But such membrane structures are not limited to the cell’s outer boundary. They also serve various purposes inside, and even outside, the cell. And new research is helping us to understand better some of these roles. For instance, as a recent research paper explains, membrane structures can be used to form long, thin nanotubes used by immune cells to reach out and destroy harmful cells:
Membrane nanotubes are membranous tethers that physically link cell bodies over long distances. Here, we present evidence that nanotubes allow human natural killer (NK) cells to interact functionally with target cells over long distances. Nanotubes were formed when NK cells contacted target cells and moved apart. The frequency of nanotube formation was dependent on the number of receptor/ligand interactions and increased on NK cell activation. Most importantly, NK cell nanotubes contained a submicron scale junction where proteins accumulated, including DAP10, the signaling adaptor that associates with the activating receptor NKG2D, and MHC class I chain-related protein A (MICA), a cognate ligand for NKG2D, as occurs at close intercellular synapses between NK cells and target cells.

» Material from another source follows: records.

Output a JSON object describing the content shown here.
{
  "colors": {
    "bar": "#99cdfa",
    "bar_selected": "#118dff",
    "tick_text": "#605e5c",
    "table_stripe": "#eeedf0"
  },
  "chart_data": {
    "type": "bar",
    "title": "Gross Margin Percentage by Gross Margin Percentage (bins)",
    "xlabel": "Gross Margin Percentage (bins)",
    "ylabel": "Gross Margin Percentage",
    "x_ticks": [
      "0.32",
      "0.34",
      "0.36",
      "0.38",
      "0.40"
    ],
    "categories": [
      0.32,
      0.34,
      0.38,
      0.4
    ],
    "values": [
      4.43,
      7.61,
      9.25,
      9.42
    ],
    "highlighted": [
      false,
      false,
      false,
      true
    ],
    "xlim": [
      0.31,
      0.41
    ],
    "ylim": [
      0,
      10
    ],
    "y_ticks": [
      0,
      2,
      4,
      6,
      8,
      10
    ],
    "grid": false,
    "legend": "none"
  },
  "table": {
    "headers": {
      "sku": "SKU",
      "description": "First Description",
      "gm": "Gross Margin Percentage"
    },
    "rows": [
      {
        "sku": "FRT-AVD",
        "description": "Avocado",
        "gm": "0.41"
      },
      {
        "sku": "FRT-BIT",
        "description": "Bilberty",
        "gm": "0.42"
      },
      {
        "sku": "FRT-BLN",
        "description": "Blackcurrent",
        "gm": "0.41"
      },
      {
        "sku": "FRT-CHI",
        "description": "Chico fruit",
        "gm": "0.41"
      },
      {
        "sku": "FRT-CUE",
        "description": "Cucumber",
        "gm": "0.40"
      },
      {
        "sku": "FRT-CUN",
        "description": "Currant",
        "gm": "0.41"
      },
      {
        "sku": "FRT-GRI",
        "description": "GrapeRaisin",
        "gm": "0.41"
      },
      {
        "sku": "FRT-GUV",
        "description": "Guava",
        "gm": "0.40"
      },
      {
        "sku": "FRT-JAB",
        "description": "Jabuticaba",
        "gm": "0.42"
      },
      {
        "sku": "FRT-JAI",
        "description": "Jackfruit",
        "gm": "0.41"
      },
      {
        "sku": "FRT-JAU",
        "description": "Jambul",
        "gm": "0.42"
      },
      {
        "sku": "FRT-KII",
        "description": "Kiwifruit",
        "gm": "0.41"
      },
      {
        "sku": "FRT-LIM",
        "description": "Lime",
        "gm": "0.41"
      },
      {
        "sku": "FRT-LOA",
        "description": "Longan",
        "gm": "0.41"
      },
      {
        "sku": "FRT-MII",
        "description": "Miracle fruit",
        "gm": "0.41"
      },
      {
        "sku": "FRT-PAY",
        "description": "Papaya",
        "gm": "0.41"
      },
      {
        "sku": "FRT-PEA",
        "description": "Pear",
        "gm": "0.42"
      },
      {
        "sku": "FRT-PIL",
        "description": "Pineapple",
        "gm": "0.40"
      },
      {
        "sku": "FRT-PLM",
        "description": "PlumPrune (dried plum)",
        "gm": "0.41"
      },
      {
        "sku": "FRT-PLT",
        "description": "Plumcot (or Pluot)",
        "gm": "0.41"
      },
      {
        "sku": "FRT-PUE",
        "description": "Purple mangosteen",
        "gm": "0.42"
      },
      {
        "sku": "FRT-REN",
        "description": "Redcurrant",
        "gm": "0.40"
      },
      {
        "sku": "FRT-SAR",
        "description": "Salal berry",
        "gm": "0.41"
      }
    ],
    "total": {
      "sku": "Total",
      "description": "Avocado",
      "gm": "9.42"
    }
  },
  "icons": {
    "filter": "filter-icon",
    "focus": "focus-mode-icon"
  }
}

As described above, like the cell membrane, these membrane nanotubes include a variety of specialized, critical molecular machines.
And why are such nanotubes needed? The researchers hypothesized that such nanotubes might be used to maintain contact with target cells that move around too much:
It is well established that T or NK cells receive a “stop” signal when activated by a target or antigen-presenting cell. However, target cells would not receive an equivalent stop signal; therefore, particularly motile target cells may be able to move away from cytolytic NK or T cells before an effector response has been realized. Hence, one speculative role for nanotubes could be to facilitate cytolytic cells being able to sustain an interaction with target cells that are particularly motile (e.g., other lymphocytes).
More research is required to understand these nanotubes better, but what we do understand reveals a most interesting story. How curious it is that the nanotubes are able to recruit important molecular machines in order to function. And how strange that the nanotubes deploy when required and successfully kill the target cell. Are we really to believe that such structures and functions arose via a sequence of mutations? And that each mutation was random with respect to the need and the final design? And this in spite of the fact that no such sequence of mutations is actually known to us? In fact this seems to be yet another example of nature not cooperating with evolutionary expectations.